Same code used in multiple functions but with minor differences - how to optimize?
这是Udacity课程的代码,我稍微改了一下。现在,当它 运行 时,它要求我提供电影名称,预告片将在浏览器中弹出(这是另一部分,未显示)。
如您所见,该程序中有很多重复代码,函数extract_name
、movie_poster_url
和movie_trailer_url
具有相同的代码。有没有办法摆脱重复相同的代码但具有相同的输出?如果是这样,它会 运行 更快吗?
import fresh_tomatoes
import media
import urllib
import requests
from BeautifulSoup import BeautifulSoup
name = raw_input("Enter movie name:- ")
global movie_name
def extract_html(name):
url = "website name" + name + "continuation of website name" + name + "again continuation of web site name"
response = requests.get(url)
page = str(BeautifulSoup(response.content))
return page
def extract_name(page):
start_link = page.find(' - IMDb</a></h3><div class="s"><div class="kv"')
start_url = page.find('>',start_link-140)
start_url1 = page.find('>', start_link-140)
end_url = page.find(' - IMDb</a>', start_link-140)
name_of_movie = page[start_url1+1:end_url]

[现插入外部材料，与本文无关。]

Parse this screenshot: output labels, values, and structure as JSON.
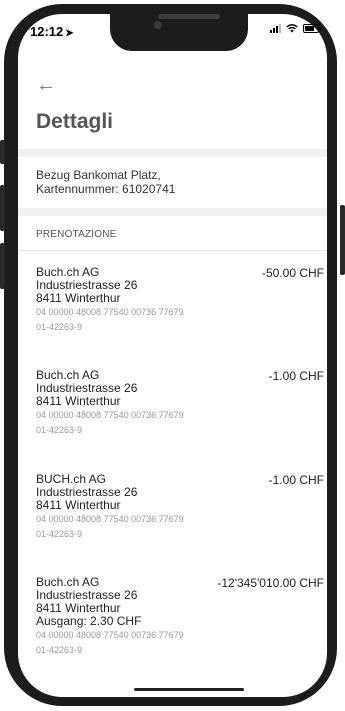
{
  "status": {
    "time": "12:12"
  },
  "header": {
    "title": "Dettagli"
  },
  "description": {
    "line1": "Bezug Bankomat Platz,",
    "line2": "Kartennummer: 61020741"
  },
  "section": {
    "title": "PRENOTAZIONE"
  },
  "transactions": [
    {
      "name": "Buch.ch AG",
      "street": "Industriestrasse 26",
      "city": "8411 Winterthur",
      "amount": "-50.00 CHF",
      "ref1": "04 00000 48008 77540 00736 77679",
      "ref2": "01-42263-9"
    },
    {
      "name": "Buch.ch AG",
      "street": "Industriestrasse 26",
      "city": "8411 Winterthur",
      "amount": "-1.00 CHF",
      "ref1": "04 00000 48008 77540 00736 77679",
      "ref2": "01-42263-9"
    },
    {
      "name": "BUCH.ch AG",
      "street": "Industriestrasse 26",
      "city": "8411 Winterthur",
      "amount": "-1.00 CHF",
      "ref1": "04 00000 48008 77540 00736 77679",
      "ref2": "01-42263-9"
    },
    {
      "name": "Buch.ch AG",
      "street": "Industriestrasse 26",
      "city": "8411 Winterthur",
      "extra": "Ausgang: 2.30 CHF",
      "amount": "-12'345'010.00 CHF",
      "ref1": "04 00000 48008 77540 00736 77679",
      "ref2": "01-42263-9"
    }
  ]
}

return extract_char(name_of_movie)
def extract_char(name_of_movie):
name_array = []
for words in name_of_movie:
word = words.strip('</b>,')
name_array.append(word)
return ''.join(name_array)
def movie_poster_url(name_of_movie):
movie_name, seperator, tail = name_of_movie.partition(' (')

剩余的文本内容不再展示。